I located the bricked up chimney stacks air vents and put a tissue soaked in Olbas Oil next to the vent over the weekend while they were closed.
They absconded and vacated the chimney over the weekend and took up residence in a bait hive on the fire escape. ( Damned Lucky I Would Think)
 
A personal experience:

My neighbour called a few weeks ago to ask for help with a swarm that had just arrived and was taking up residence in their chimney. I went over with my emptied and cleaned workshop dust extractor, fitted with a 2,5m long, 100m dia hose, which I'd used previously to hoover up bees from cutouts under two flat roofs. (In that case, the first cutout was successful but the second wasn't because the bees were behind a noggin and I had to fit a 50mm hose to get at them. The bees seemed undamaged during their journey down the 100mm dia. pipe but most didn't survive the 50mm dia. pipe.) My neighbour was happy (!!!!) to climb up the roof valley (self-reliance is a way of life here in our valley) and then walk along the ridge to the chimney, as it was too high for a ladder. Safe on the inside of the chimney stack he pulled up the extractor with extension power cable on a rope, balanced it on the ridge, turned it on and then fed the 100mm hose into the chimney, having removed the cowl. He hoovered up the bees in the chimney and as many flying bees as he could but sadly there were some doomed bees left flying around the chimney when he lowered the extractor and came down off the roof. I popped a glove over the hose and brought the bees home, poured them, together with quite a bit of cement and soot, into a hive with some drawn comb, but with no brood, and left them until the following morning, when I went through the hive. I found the queen, marked her and a couple of days later I fed them syrup. They are now thriving and destined as a gift to another neighbour who has done her course and is ready to start beekeeping.
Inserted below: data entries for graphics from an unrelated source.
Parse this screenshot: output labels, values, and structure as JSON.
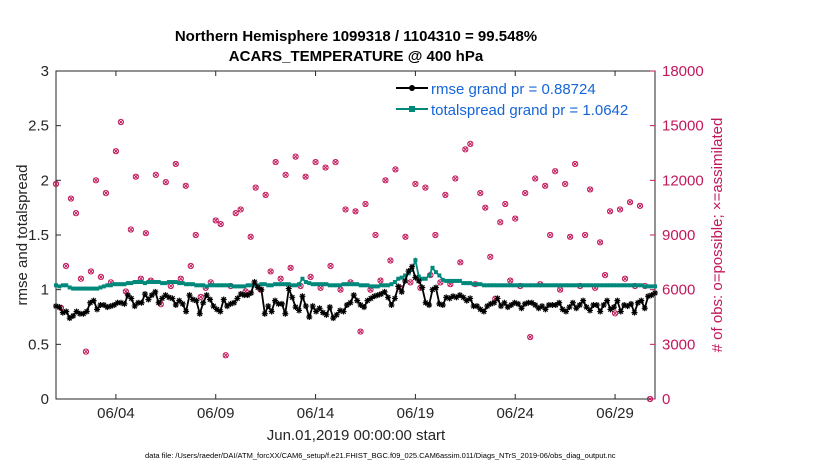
{
  "chart_data": {
    "type": "line",
    "title": "Northern Hemisphere 1099318 / 1104310 = 99.548%",
    "subtitle": "ACARS_TEMPERATURE @ 400 hPa",
    "xlabel": "Jun.01,2019 00:00:00 start",
    "ylabel": "rmse and totalspread",
    "y2label": "# of obs: o=possible; ×=assimilated",
    "footnote": "data file: /Users/raeder/DAI/ATM_forcXX/CAM6_setup/f.e21.FHIST_BGC.f09_025.CAM6assim.011/Diags_NTrS_2019-06/obs_diag_output.nc",
    "xlim": [
      0,
      30
    ],
    "ylim": [
      0,
      3
    ],
    "y2lim": [
      0,
      18000
    ],
    "x_tick_labels": [
      {
        "label": "06/04",
        "day": 3
      },
      {
        "label": "06/09",
        "day": 8
      },
      {
        "label": "06/14",
        "day": 13
      },
      {
        "label": "06/19",
        "day": 18
      },
      {
        "label": "06/24",
        "day": 23
      },
      {
        "label": "06/29",
        "day": 28
      }
    ],
    "y_ticks": [
      "0",
      "0.5",
      "1",
      "1.5",
      "2",
      "2.5",
      "3"
    ],
    "y2_ticks": [
      "0",
      "3000",
      "6000",
      "9000",
      "12000",
      "15000",
      "18000"
    ],
    "colors": {
      "rmse": "#000000",
      "spread": "#00897b",
      "obs": "#c2185b",
      "legend_text": "#1565d8"
    },
    "series": [
      {
        "name": "rmse grand pr = 0.88724",
        "values": [
          0.85,
          0.84,
          0.79,
          0.8,
          0.74,
          0.76,
          0.8,
          0.78,
          0.78,
          0.8,
          0.88,
          0.9,
          0.82,
          0.86,
          0.86,
          0.84,
          0.85,
          0.86,
          0.88,
          0.88,
          0.87,
          0.95,
          0.92,
          0.85,
          0.88,
          0.88,
          0.96,
          0.91,
          0.95,
          0.98,
          0.88,
          0.92,
          0.95,
          0.93,
          0.92,
          0.86,
          0.9,
          0.87,
          0.8,
          0.95,
          0.91,
          0.9,
          0.78,
          0.88,
          0.95,
          0.91,
          0.85,
          0.82,
          0.8,
          0.91,
          0.85,
          0.87,
          0.88,
          0.92,
          0.96,
          0.95,
          0.95,
          0.97,
          1.07,
          1.02,
          1.0,
          0.78,
          0.85,
          0.8,
          0.9,
          0.87,
          0.87,
          0.78,
          1.01,
          0.93,
          0.84,
          0.81,
          0.94,
          0.85,
          0.75,
          0.85,
          0.8,
          0.83,
          0.79,
          0.77,
          0.84,
          0.74,
          0.77,
          0.81,
          0.8,
          0.86,
          0.88,
          0.95,
          0.9,
          0.86,
          0.84,
          0.9,
          0.92,
          0.94,
          0.95,
          0.96,
          0.98,
          0.93,
          0.86,
          0.92,
          1.03,
          0.98,
          1.08,
          1.17,
          1.21,
          1.11,
          1.08,
          1.02,
          0.88,
          0.86,
          1.0,
          1.02,
          0.87,
          0.86,
          0.93,
          0.92,
          0.94,
          0.93,
          0.95,
          0.93,
          0.9,
          0.92,
          0.85,
          0.85,
          0.82,
          0.8,
          0.85,
          0.87,
          0.88,
          0.92,
          0.85,
          0.88,
          0.84,
          0.86,
          0.88,
          0.87,
          0.83,
          0.87,
          0.88,
          0.88,
          0.86,
          0.83,
          0.85,
          0.82,
          0.86,
          0.86,
          0.86,
          0.88,
          0.82,
          0.8,
          0.84,
          0.88,
          0.83,
          0.86,
          0.9,
          0.84,
          0.81,
          0.86,
          0.86,
          0.8,
          0.86,
          0.9,
          0.82,
          0.84,
          0.9,
          0.8,
          0.86,
          0.85,
          0.87,
          0.79,
          0.88,
          0.9,
          0.83,
          0.94,
          0.95,
          0.97
        ]
      },
      {
        "name": "totalspread grand pr = 1.0642",
        "values": [
          1.04,
          1.03,
          1.04,
          1.04,
          1.02,
          1.01,
          1.01,
          1.01,
          1.01,
          1.01,
          1.01,
          1.01,
          1.01,
          1.02,
          1.03,
          1.04,
          1.04,
          1.05,
          1.05,
          1.05,
          1.05,
          1.06,
          1.06,
          1.07,
          1.07,
          1.07,
          1.06,
          1.07,
          1.07,
          1.07,
          1.07,
          1.06,
          1.06,
          1.07,
          1.07,
          1.07,
          1.06,
          1.06,
          1.05,
          1.05,
          1.05,
          1.04,
          1.04,
          1.04,
          1.03,
          1.04,
          1.04,
          1.04,
          1.04,
          1.04,
          1.04,
          1.04,
          1.03,
          1.03,
          1.03,
          1.03,
          1.04,
          1.04,
          1.04,
          1.04,
          1.05,
          1.05,
          1.04,
          1.04,
          1.05,
          1.05,
          1.05,
          1.05,
          1.05,
          1.04,
          1.04,
          1.05,
          1.1,
          1.07,
          1.06,
          1.05,
          1.05,
          1.05,
          1.05,
          1.05,
          1.04,
          1.04,
          1.04,
          1.04,
          1.05,
          1.05,
          1.05,
          1.05,
          1.05,
          1.04,
          1.04,
          1.04,
          1.03,
          1.03,
          1.03,
          1.04,
          1.04,
          1.04,
          1.05,
          1.07,
          1.1,
          1.11,
          1.13,
          1.15,
          1.18,
          1.27,
          1.12,
          1.1,
          1.1,
          1.13,
          1.2,
          1.16,
          1.13,
          1.09,
          1.08,
          1.08,
          1.08,
          1.08,
          1.08,
          1.06,
          1.06,
          1.06,
          1.05,
          1.05,
          1.05,
          1.04,
          1.04,
          1.04,
          1.04,
          1.04,
          1.04,
          1.04,
          1.04,
          1.04,
          1.04,
          1.04,
          1.04,
          1.04,
          1.04,
          1.04,
          1.04,
          1.04,
          1.04,
          1.04,
          1.04,
          1.04,
          1.04,
          1.04,
          1.04,
          1.04,
          1.04,
          1.04,
          1.04,
          1.04,
          1.04,
          1.04,
          1.04,
          1.04,
          1.04,
          1.04,
          1.04,
          1.04,
          1.04,
          1.04,
          1.04,
          1.04,
          1.04,
          1.04,
          1.04,
          1.04,
          1.04,
          1.04,
          1.03,
          1.03,
          1.03,
          1.03
        ]
      },
      {
        "name": "obs",
        "points": [
          [
            0.0,
            11800
          ],
          [
            0.25,
            5000
          ],
          [
            0.5,
            7300
          ],
          [
            0.75,
            11000
          ],
          [
            1.0,
            10200
          ],
          [
            1.25,
            6600
          ],
          [
            1.5,
            2600
          ],
          [
            1.75,
            7000
          ],
          [
            2.0,
            12000
          ],
          [
            2.25,
            6700
          ],
          [
            2.5,
            11300
          ],
          [
            2.75,
            6400
          ],
          [
            3.0,
            13600
          ],
          [
            3.25,
            15200
          ],
          [
            3.5,
            5900
          ],
          [
            3.75,
            9300
          ],
          [
            4.0,
            12200
          ],
          [
            4.25,
            6600
          ],
          [
            4.5,
            9100
          ],
          [
            4.75,
            6500
          ],
          [
            5.0,
            12300
          ],
          [
            5.25,
            5200
          ],
          [
            5.5,
            11900
          ],
          [
            5.75,
            6200
          ],
          [
            6.0,
            12900
          ],
          [
            6.25,
            6600
          ],
          [
            6.5,
            11700
          ],
          [
            6.75,
            7300
          ],
          [
            7.0,
            9000
          ],
          [
            7.25,
            5600
          ],
          [
            7.5,
            6100
          ],
          [
            7.75,
            6400
          ],
          [
            8.0,
            9800
          ],
          [
            8.25,
            9600
          ],
          [
            8.5,
            2400
          ],
          [
            8.75,
            6200
          ],
          [
            9.0,
            10200
          ],
          [
            9.25,
            10400
          ],
          [
            9.5,
            5900
          ],
          [
            9.75,
            8900
          ],
          [
            10.0,
            11600
          ],
          [
            10.25,
            6000
          ],
          [
            10.5,
            11200
          ],
          [
            10.75,
            7000
          ],
          [
            11.0,
            13000
          ],
          [
            11.25,
            6600
          ],
          [
            11.5,
            12300
          ],
          [
            11.75,
            7200
          ],
          [
            12.0,
            13300
          ],
          [
            12.25,
            6200
          ],
          [
            12.5,
            12200
          ],
          [
            12.75,
            6700
          ],
          [
            13.0,
            13000
          ],
          [
            13.25,
            6100
          ],
          [
            13.5,
            12700
          ],
          [
            13.75,
            7300
          ],
          [
            14.0,
            13000
          ],
          [
            14.25,
            6000
          ],
          [
            14.5,
            10400
          ],
          [
            14.75,
            6400
          ],
          [
            15.0,
            10300
          ],
          [
            15.25,
            3700
          ],
          [
            15.5,
            10700
          ],
          [
            15.75,
            6000
          ],
          [
            16.0,
            9000
          ],
          [
            16.25,
            6500
          ],
          [
            16.5,
            12000
          ],
          [
            16.75,
            7600
          ],
          [
            17.0,
            12600
          ],
          [
            17.25,
            6100
          ],
          [
            17.5,
            8900
          ],
          [
            17.75,
            6400
          ],
          [
            18.0,
            11800
          ],
          [
            18.25,
            6100
          ],
          [
            18.5,
            11600
          ],
          [
            18.75,
            6800
          ],
          [
            19.0,
            9000
          ],
          [
            19.25,
            6400
          ],
          [
            19.5,
            11200
          ],
          [
            19.75,
            6300
          ],
          [
            20.0,
            12100
          ],
          [
            20.25,
            7500
          ],
          [
            20.5,
            13700
          ],
          [
            20.75,
            14000
          ],
          [
            21.0,
            6300
          ],
          [
            21.25,
            11300
          ],
          [
            21.5,
            10500
          ],
          [
            21.75,
            7800
          ],
          [
            22.0,
            5500
          ],
          [
            22.25,
            9700
          ],
          [
            22.5,
            10700
          ],
          [
            22.75,
            6500
          ],
          [
            23.0,
            9900
          ],
          [
            23.25,
            6200
          ],
          [
            23.5,
            11300
          ],
          [
            23.75,
            3400
          ],
          [
            24.0,
            12100
          ],
          [
            24.25,
            6300
          ],
          [
            24.5,
            11700
          ],
          [
            24.75,
            9000
          ],
          [
            25.0,
            12500
          ],
          [
            25.25,
            6000
          ],
          [
            25.5,
            11800
          ],
          [
            25.75,
            8900
          ],
          [
            26.0,
            12900
          ],
          [
            26.25,
            6200
          ],
          [
            26.5,
            9000
          ],
          [
            26.75,
            11500
          ],
          [
            27.0,
            6100
          ],
          [
            27.25,
            8600
          ],
          [
            27.5,
            6800
          ],
          [
            27.75,
            10300
          ],
          [
            28.0,
            4700
          ],
          [
            28.25,
            10400
          ],
          [
            28.5,
            6600
          ],
          [
            28.75,
            10800
          ],
          [
            29.0,
            6200
          ],
          [
            29.25,
            10600
          ],
          [
            29.5,
            6200
          ],
          [
            29.75,
            0
          ]
        ]
      }
    ]
  }
}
Some thoughts about this process:

The internal diameter of the pipe is important - 100mm is ok, but 50mm will kill the bees
The safety of the person climbing up to the chimney must be paramount!
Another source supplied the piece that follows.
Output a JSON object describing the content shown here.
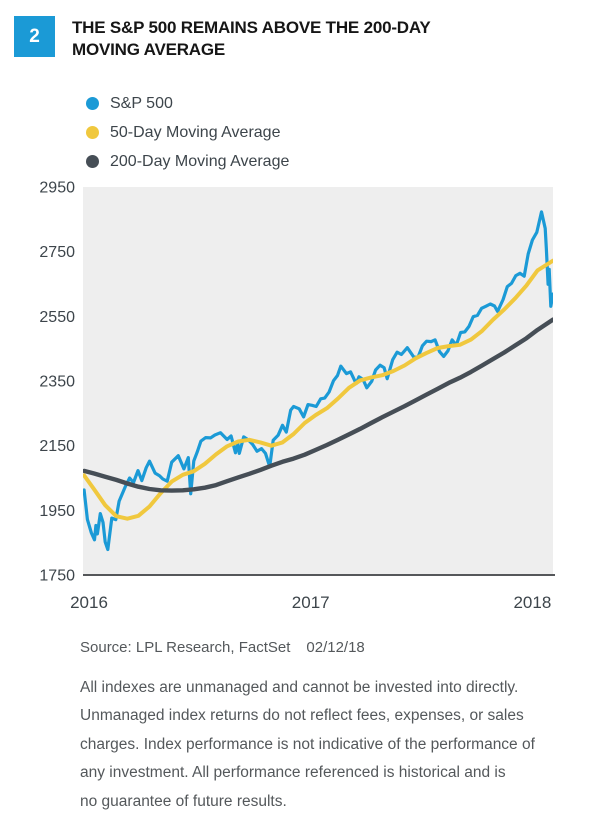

This was a newly arrived swarm. I doubt that the dust extractor would have worked with an established colony that had drawn comb.
I've no idea what the typical distance into the stack bees will go to build their nest. A longer hose might be required.
There's a lot of luck involved - it would be easy to kill the queen.
 
They may be in the top of the chimney, I removed a colony from a chimney once and it was no bother. They were all in the chimney pot. I lifted the chimney pot cover and the combs were hanging off it. you never know until you take a look.